As for Lee and Emma Adler, Williams simply dropped their card into the wastebasket. Williams had no need to curry favor with the Adlers anymore. Lee Adler had been up to his old tricks, anyway. He had just returned from the White House, where he had received a National Medal of Arts award and posed for photographs with President and Mrs. Bush. This only made him more hateful to Williams and to most of the people who would be attending his party. On top of that, Adler had become embroiled in a bitter fight locally over his plan to build new Victorian-style housing for blacks in downtown Savannah.
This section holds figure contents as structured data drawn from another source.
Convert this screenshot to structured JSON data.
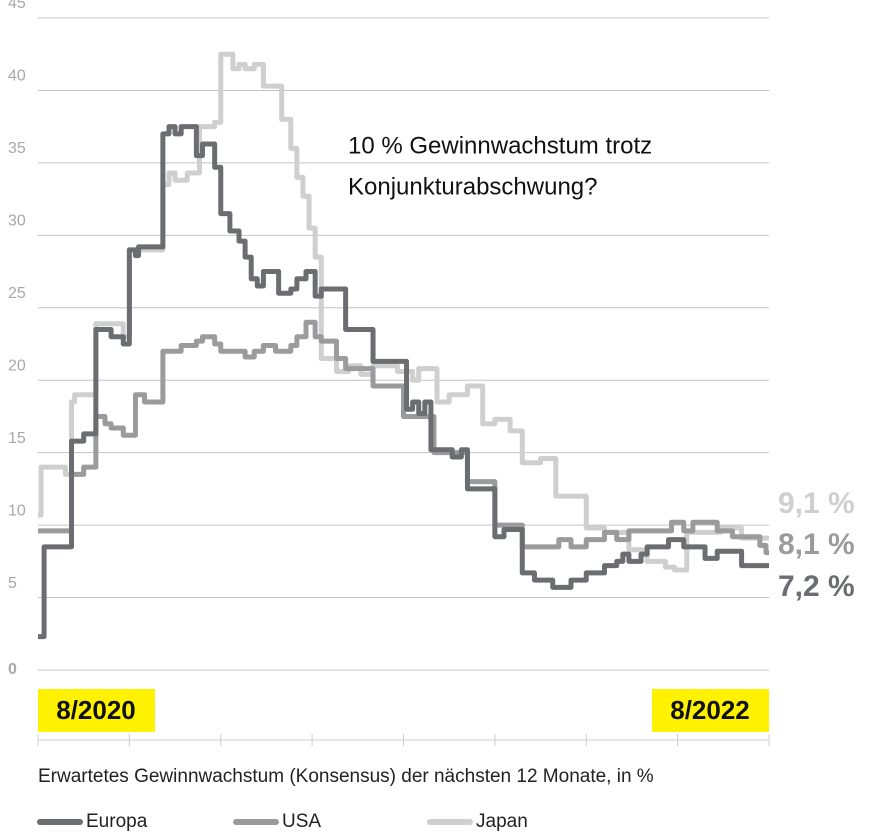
{
  "chart_data": {
    "type": "line",
    "title": "Erwartetes Gewinnwachstum (Konsensus) der nächsten 12 Monate, in %",
    "annotation": [
      "10 % Gewinnwachstum trotz",
      "Konjunkturabschwung?"
    ],
    "x_start_label": "8/2020",
    "x_end_label": "8/2022",
    "xlim": [
      0,
      24
    ],
    "xticks": [
      0,
      3,
      6,
      9,
      12,
      15,
      18,
      21,
      24
    ],
    "ylim": [
      0,
      45
    ],
    "yticks": [
      0,
      5,
      10,
      15,
      20,
      25,
      30,
      35,
      40,
      45
    ],
    "grid": true,
    "step": true,
    "series": [
      {
        "name": "Japan",
        "color": "#cfcfd0",
        "end_label": "9,1 %",
        "x": [
          0,
          0.1,
          0.9,
          1.1,
          1.2,
          1.9,
          2.8,
          3.0,
          4.1,
          4.3,
          4.5,
          4.9,
          5.3,
          5.8,
          6.0,
          6.4,
          6.6,
          6.8,
          7.1,
          7.4,
          8.0,
          8.3,
          8.5,
          8.7,
          8.9,
          9.1,
          9.3,
          9.8,
          10.2,
          10.6,
          11.0,
          11.8,
          12.3,
          12.5,
          13.1,
          13.5,
          14.1,
          14.6,
          15.0,
          15.5,
          15.9,
          16.5,
          17.0,
          18.0,
          18.6,
          19.4,
          20.0,
          20.6,
          20.9,
          21.3,
          22.4,
          23.1,
          24.0
        ],
        "values": [
          10.7,
          14.0,
          13.5,
          18.5,
          19.0,
          23.9,
          23.0,
          29.0,
          33.5,
          34.3,
          33.8,
          34.3,
          37.5,
          37.8,
          42.5,
          41.5,
          41.8,
          41.5,
          41.8,
          40.3,
          38.0,
          36.0,
          34.0,
          32.7,
          30.5,
          28.5,
          21.5,
          20.6,
          21.0,
          20.4,
          21.0,
          20.6,
          20.0,
          20.8,
          18.5,
          19.0,
          19.6,
          17.0,
          17.3,
          16.5,
          14.3,
          14.6,
          12.0,
          9.8,
          9.5,
          8.3,
          7.5,
          7.1,
          6.9,
          9.5,
          9.8,
          9.1,
          9.1
        ]
      },
      {
        "name": "USA",
        "color": "#9b9b9d",
        "end_label": "8,1 %",
        "x": [
          0,
          1.1,
          1.5,
          1.9,
          2.2,
          2.4,
          2.8,
          3.2,
          3.5,
          4.1,
          4.7,
          5.2,
          5.4,
          5.8,
          6.0,
          6.8,
          7.1,
          7.4,
          7.8,
          8.3,
          8.5,
          8.8,
          9.1,
          9.3,
          9.8,
          10.1,
          11.0,
          12.0,
          13.0,
          14.1,
          15.0,
          15.9,
          17.1,
          17.5,
          18.0,
          18.6,
          19.0,
          19.4,
          20.8,
          21.2,
          21.5,
          22.3,
          22.8,
          23.7,
          23.9,
          24.0
        ],
        "values": [
          9.6,
          13.5,
          14.0,
          17.5,
          17.0,
          16.7,
          16.2,
          19.0,
          18.5,
          22.0,
          22.4,
          22.7,
          23.0,
          22.5,
          22.0,
          21.6,
          22.0,
          22.4,
          22.0,
          22.4,
          23.0,
          24.0,
          23.0,
          22.7,
          21.5,
          20.8,
          19.6,
          17.5,
          15.0,
          13.0,
          10.0,
          8.5,
          9.0,
          8.5,
          9.0,
          9.5,
          9.0,
          9.6,
          10.2,
          9.6,
          10.2,
          9.6,
          9.2,
          8.6,
          8.1,
          8.1
        ]
      },
      {
        "name": "Europa",
        "color": "#6c6d70",
        "end_label": "7,2 %",
        "x": [
          0,
          0.2,
          1.1,
          1.5,
          1.9,
          2.4,
          2.8,
          3.0,
          3.2,
          3.3,
          4.1,
          4.3,
          4.5,
          4.7,
          5.2,
          5.4,
          5.8,
          6.0,
          6.3,
          6.6,
          6.8,
          7.0,
          7.2,
          7.4,
          7.9,
          8.3,
          8.5,
          8.8,
          9.1,
          9.3,
          10.1,
          11.0,
          12.1,
          12.3,
          12.5,
          12.7,
          12.9,
          13.6,
          13.9,
          14.1,
          15.0,
          15.3,
          15.9,
          16.3,
          16.9,
          17.5,
          18.0,
          18.6,
          19.0,
          19.2,
          19.4,
          19.8,
          20.0,
          20.7,
          21.2,
          21.9,
          22.3,
          23.1,
          24.0
        ],
        "values": [
          2.3,
          8.5,
          15.8,
          16.3,
          23.5,
          23.0,
          22.5,
          29.0,
          28.6,
          29.2,
          37.0,
          37.5,
          37.0,
          37.5,
          35.5,
          36.3,
          34.7,
          31.5,
          30.3,
          29.6,
          28.5,
          27.0,
          26.5,
          27.5,
          26.0,
          26.3,
          27.0,
          27.5,
          25.8,
          26.3,
          23.5,
          21.3,
          18.0,
          18.5,
          17.7,
          18.5,
          15.2,
          14.7,
          15.2,
          12.5,
          9.2,
          9.7,
          6.7,
          6.2,
          5.7,
          6.2,
          6.7,
          7.2,
          7.5,
          8.0,
          7.5,
          8.0,
          8.5,
          9.0,
          8.5,
          7.7,
          8.2,
          7.2,
          7.2
        ]
      }
    ]
  }
}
Adler’s scheme called for row upon row of identical house covered with vinyl siding and jammed together with no lawns or green spaces in between. The Historic Savannah Foundation had risen up in angry opposition, decrying the substandard quality of Adler’s proposed dwellings. Adler had been forced to redesign the project, putting in green spaces and replacing vinyl siding with wood. Jim Williams knew that the guests at his Christmas party would be eager to exchange views about Lee Adler’s latest activities without fear of being overheard by him or Emma. No problem; they would not be there.
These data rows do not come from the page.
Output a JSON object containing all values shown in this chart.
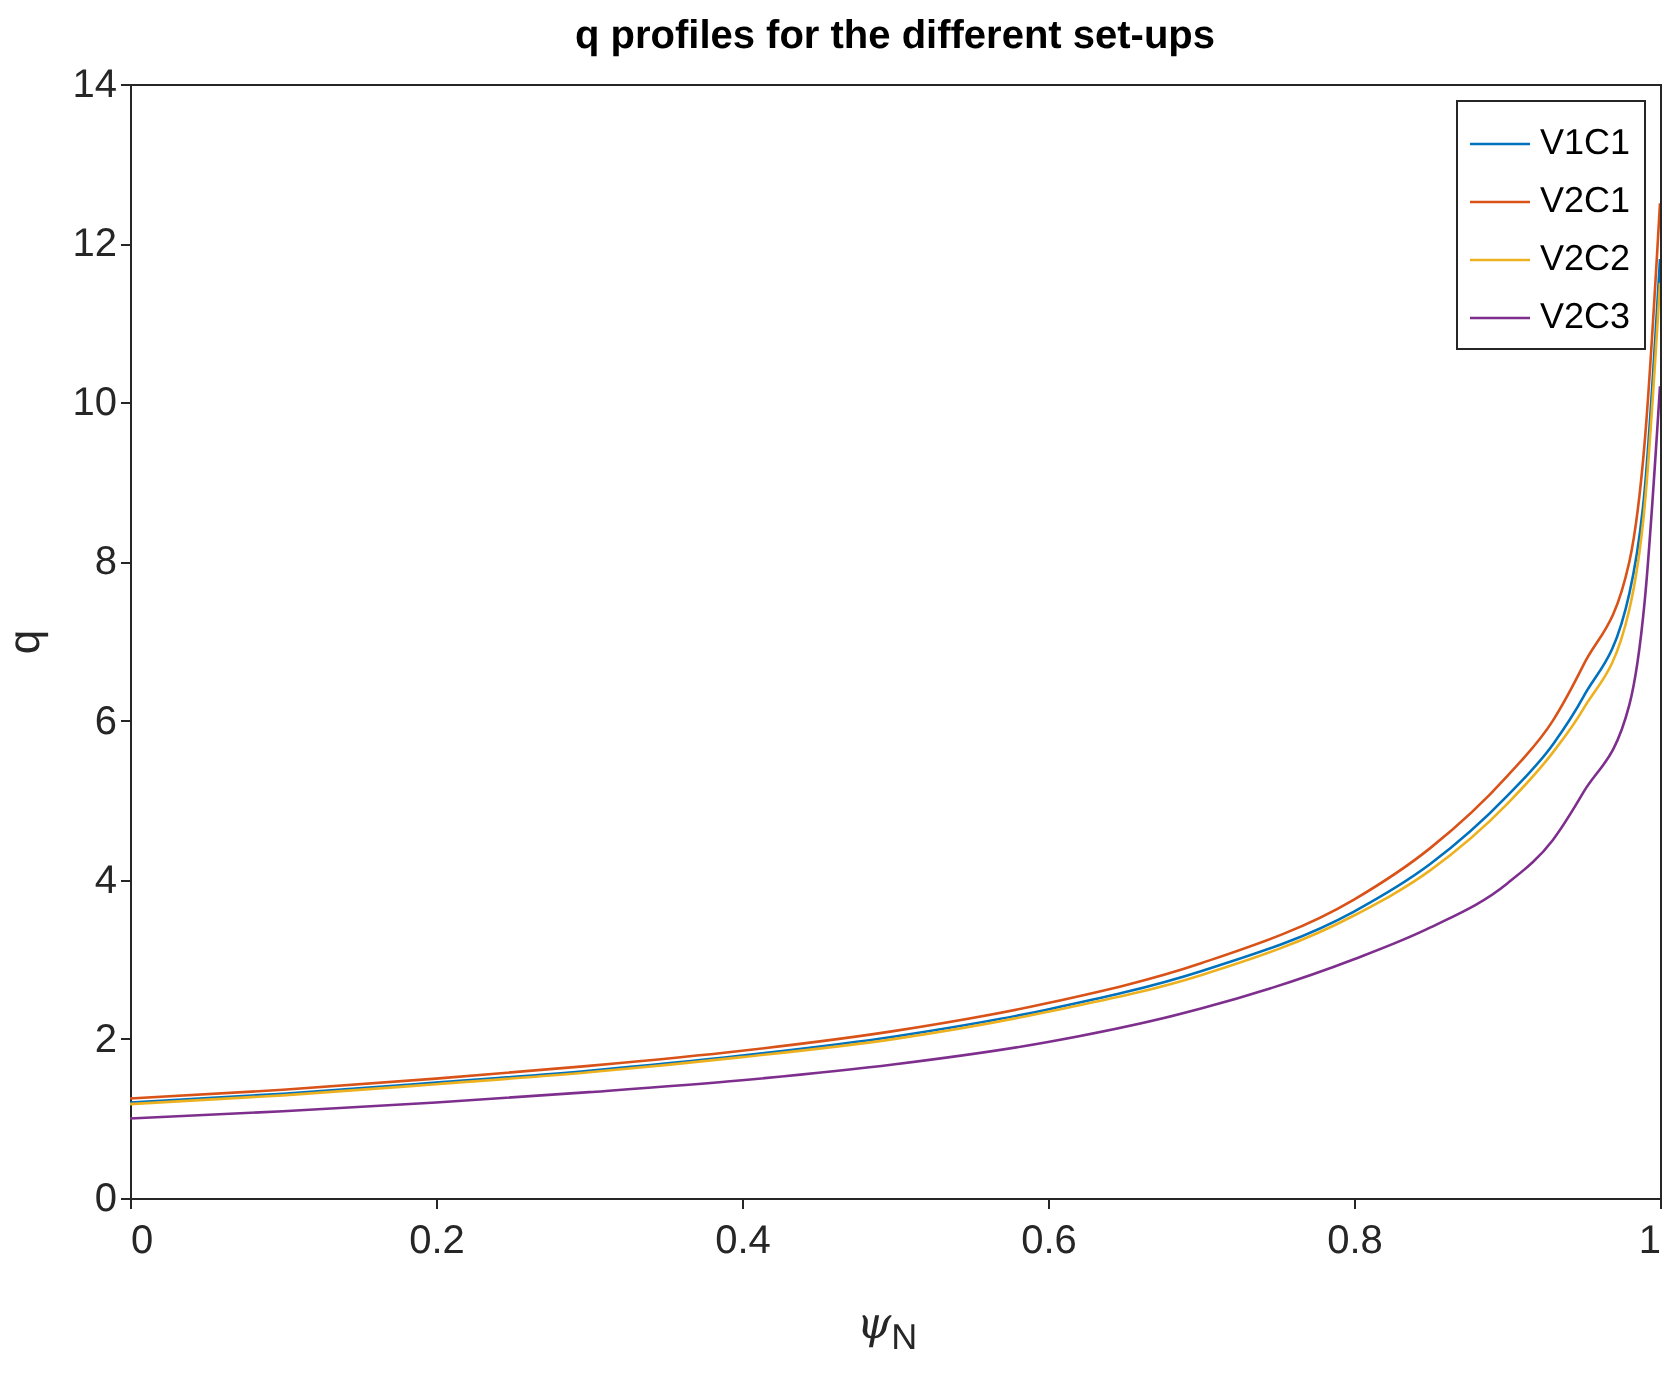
{
  "chart_data": {
    "type": "line",
    "title": "q profiles for the different set-ups",
    "xlabel": "ψ$_{N}$",
    "ylabel": "q",
    "x": [
      0,
      0.1,
      0.2,
      0.3,
      0.4,
      0.5,
      0.6,
      0.7,
      0.8,
      0.85,
      0.9,
      0.93,
      0.95,
      0.98,
      0.99,
      1
    ],
    "series": [
      {
        "name": "V1C1",
        "color": "#0072bd",
        "values": [
          1.2,
          1.31,
          1.45,
          1.6,
          1.79,
          2.03,
          2.37,
          2.85,
          3.6,
          4.2,
          5.05,
          5.7,
          6.3,
          7.6,
          8.9,
          11.8
        ]
      },
      {
        "name": "V2C1",
        "color": "#d95319",
        "values": [
          1.25,
          1.36,
          1.5,
          1.66,
          1.85,
          2.1,
          2.45,
          2.95,
          3.75,
          4.4,
          5.3,
          6.0,
          6.7,
          8.0,
          9.5,
          12.5
        ]
      },
      {
        "name": "V2C2",
        "color": "#edb120",
        "values": [
          1.18,
          1.29,
          1.43,
          1.58,
          1.77,
          2.0,
          2.34,
          2.8,
          3.55,
          4.12,
          4.95,
          5.6,
          6.15,
          7.4,
          8.7,
          11.5
        ]
      },
      {
        "name": "V2C3",
        "color": "#7e2f8e",
        "values": [
          1.0,
          1.09,
          1.2,
          1.33,
          1.48,
          1.68,
          1.96,
          2.38,
          3.0,
          3.4,
          3.95,
          4.5,
          5.1,
          6.2,
          7.5,
          10.2
        ]
      }
    ],
    "xlim": [
      0,
      1
    ],
    "xticks": [
      0,
      0.2,
      0.4,
      0.6,
      0.8,
      1
    ],
    "ylim": [
      0,
      14
    ],
    "yticks": [
      0,
      2,
      4,
      6,
      8,
      10,
      12,
      14
    ],
    "grid": false,
    "legend": "top right",
    "line_style": "solid",
    "marker": "none"
  }
}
Williams also dropped Serena Dawes’s card into the wastebasket—but sadly, and for a different reason. Some months earlier, Serena had decided that the 1930s and 1940—the days of her glamorous full-page ads in Life magazine—had been the high point of her life and that it would be downhill from here on. She announced that she would die on her birthday, and she thereupon refused to leave the house or receive visitors or eat. After several weeks, she was taken to the hospital, where one night she summoned her doctor and nurses and thanked them graciously for looking after her. By morning she was dead. She had not died of starvation or committed suicide by any conventional means. She had simply willed herself to die, and being a strong-willed woman, she had succeeded. She had missed dying on her birthday by two days.